Newman: Three or four years ago our system wasn’t good–you have to get back to the early- to mid-90s, when we were having good drafting years and had a strong system. We’re seeing some promising players with Philip Hughes, Eric Duncan. We’re making a conscious effort to rebuild the system now, and a big part of that to stop the outflow, not just improve the inflow. Last year we saw [Brad] Halsey pitch with some success, [Dioner] Navarro with the Dodgers looks like the starting catcher this season. In order to rebuild our base, we have to be more careful about trading. There was talk of us moving [Robinson] Cano and [Chien-mien] Wang, but we think they’ll be a big part of our future.
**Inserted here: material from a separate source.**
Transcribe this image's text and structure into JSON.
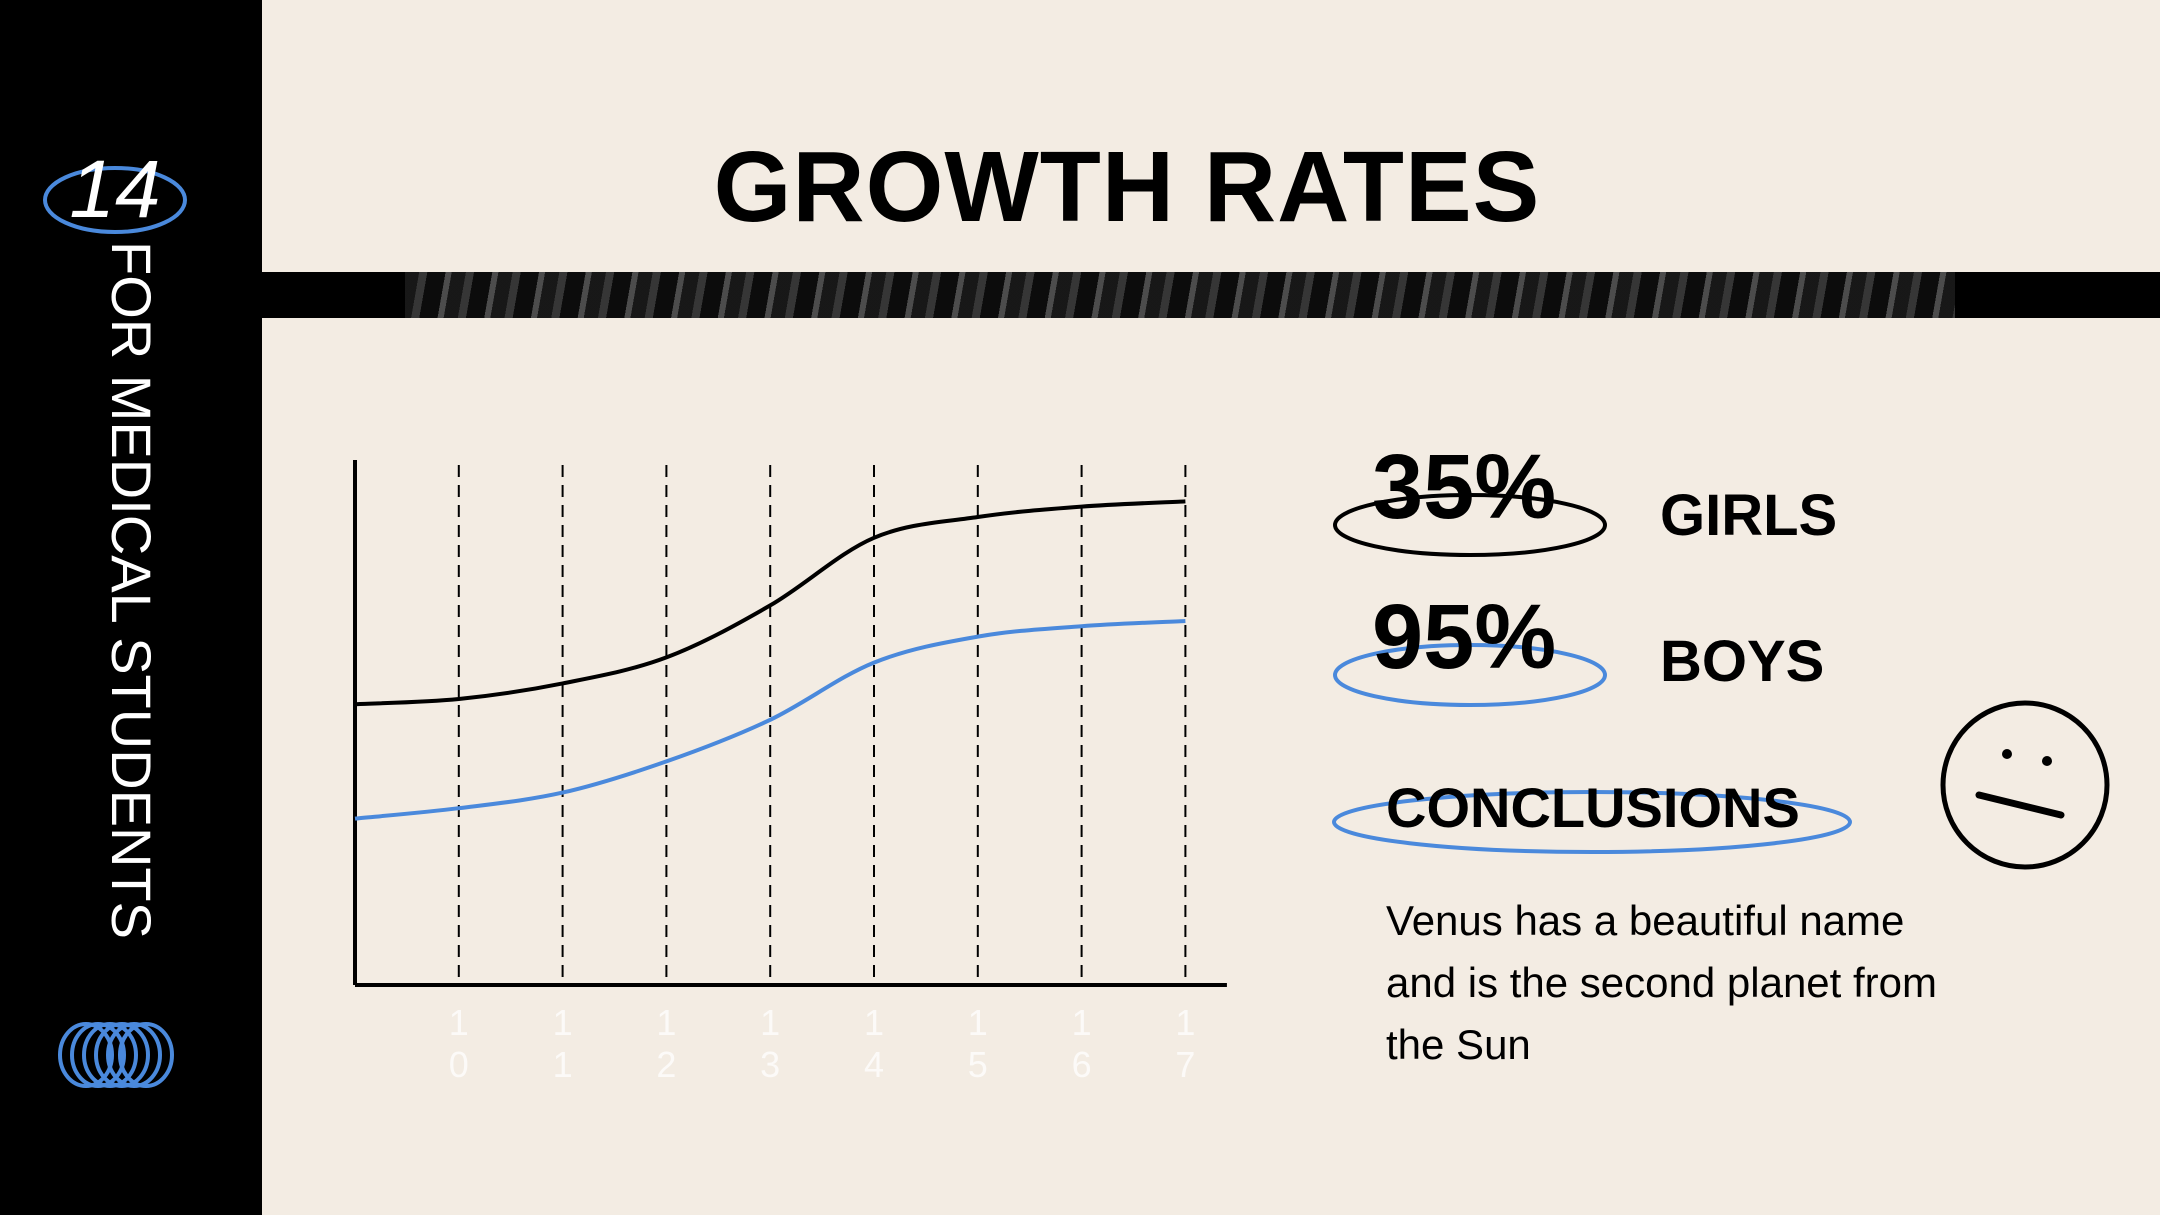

Of course the other side to this is that even when we don’t sacrifice draft picks to sign free agents, we tend to draft pretty low due to our success. Last year when we took C.J. Henry it was the highest we’d picked since we got Derek Jeter.
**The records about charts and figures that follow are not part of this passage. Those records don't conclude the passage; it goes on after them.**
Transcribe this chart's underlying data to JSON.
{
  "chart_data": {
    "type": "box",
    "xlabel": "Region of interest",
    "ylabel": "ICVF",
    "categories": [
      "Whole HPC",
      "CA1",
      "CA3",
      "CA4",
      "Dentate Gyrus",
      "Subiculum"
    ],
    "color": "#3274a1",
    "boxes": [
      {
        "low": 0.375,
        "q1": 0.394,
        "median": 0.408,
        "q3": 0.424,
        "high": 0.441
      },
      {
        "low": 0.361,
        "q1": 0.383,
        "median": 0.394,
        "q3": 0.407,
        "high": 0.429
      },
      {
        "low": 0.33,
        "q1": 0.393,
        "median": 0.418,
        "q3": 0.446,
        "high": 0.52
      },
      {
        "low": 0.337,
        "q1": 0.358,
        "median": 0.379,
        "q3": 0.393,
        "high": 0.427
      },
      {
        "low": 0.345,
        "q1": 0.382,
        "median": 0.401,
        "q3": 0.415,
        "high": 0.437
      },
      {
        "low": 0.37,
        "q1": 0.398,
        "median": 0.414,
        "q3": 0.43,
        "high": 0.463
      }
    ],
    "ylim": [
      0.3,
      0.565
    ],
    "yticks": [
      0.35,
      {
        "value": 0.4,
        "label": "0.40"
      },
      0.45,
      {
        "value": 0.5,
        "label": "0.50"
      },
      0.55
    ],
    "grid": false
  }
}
BP: A team that relies so heavily on veterans like the Yankees is going to eventually run into the challenge of dealing with an aging core. We’ve seen players like Bernie Williams, Jorge Posada and others come down quite a bit from where they were earlier in their careers. What was missing from the 2005 team, and what needs to be done to improve in 2006 and beyond?

Newman: The biggest thing we need to do this season is give up fewer runs–we need to pitch better and field better. I think we’ll be fine on the runs scored side with the offense we have, but runs allowed needs to improve. Transitioning to the future will help, where players like Wang and Cano can contribute to run prevention by adding pitching and defense where we need it. Cano especially has to continue to grow, so we can improve our up-the-middle defense especially.

BP: You said how measuring defense gives you a “double headache.” What steps are the Yankees taking to identify whether a player is a plus or minus on defense? What’s your take on Derek Jeter’s defense specifically, which has caused some big debates on both ends?

Newman: We’re trying to find metrics that lead us to the truth. We still believe that a lot of the truth about defense is best evaluated in the traditional sense. We still haven’t seen a metric that’s better than traditional scouting. Looking at skills–hands, arm strength, positioning relative to the opposition–those will always be cornerstones. The statistical data about Derek suggest he’s not a good defensive shortstop, but we believe he is. When you watch him, see him every day, he has the hands, the range, the arm. But at the same time, we need to–and are–working on ways to more objectively evaluate defense. The fact that it’s difficult to know doesn’t mean it’s impossible. We’ve had a bunch of smart people working on it in a lot of places. We had a guy come in this summer named Victor Hu, who’s graduating from Harvard, studying math and statistics. We had him work on defense, how many runs a player saves over course of season defensively. We talk to him every 10 days or so. We’ve got (former Manhattan actuary) Michael Fishman in New York, and a few other guys working on it too.

The whole BABIP business, how pitchers can’t impact BABIP, that’s an area we’re trying to explore. We’re doing a lot of work on who those few plus-BABIP guys are. One of the interesting things is cross-referencing statistical analysis with scouting reports–finding out which combinations of BABIP and scouting-related pitching factors yield particular results. We want to apply this analysis to the type of pitchers we select at all levels. If anything, one result of this research is that I think we have a better handle on what we don’t know. That’s valuable–frustrating, but valuable.

BP: How do the Yankees go about determining payroll? If a player costs, say, $10 million as a free agent, does the team think in terms of paying him 40% above sticker price due to the luxury tax–in this case $14 million?

Newman: Paying over sticker price is definitely an issue for us and one we do look at. But ultimately it’s not an issue for us if we feel this player will play a big role for our ballclub. Yes, a $10 million player, given the luxury tax situation, will cost us more than $10 million. We know what the cost is, George Steinbrenner knows it too, and he gets to decide whether or not to sign the checks. The Boss has built an unbelievably valuable asset, logo, trademark, brand by aggressively reinvesting in the team.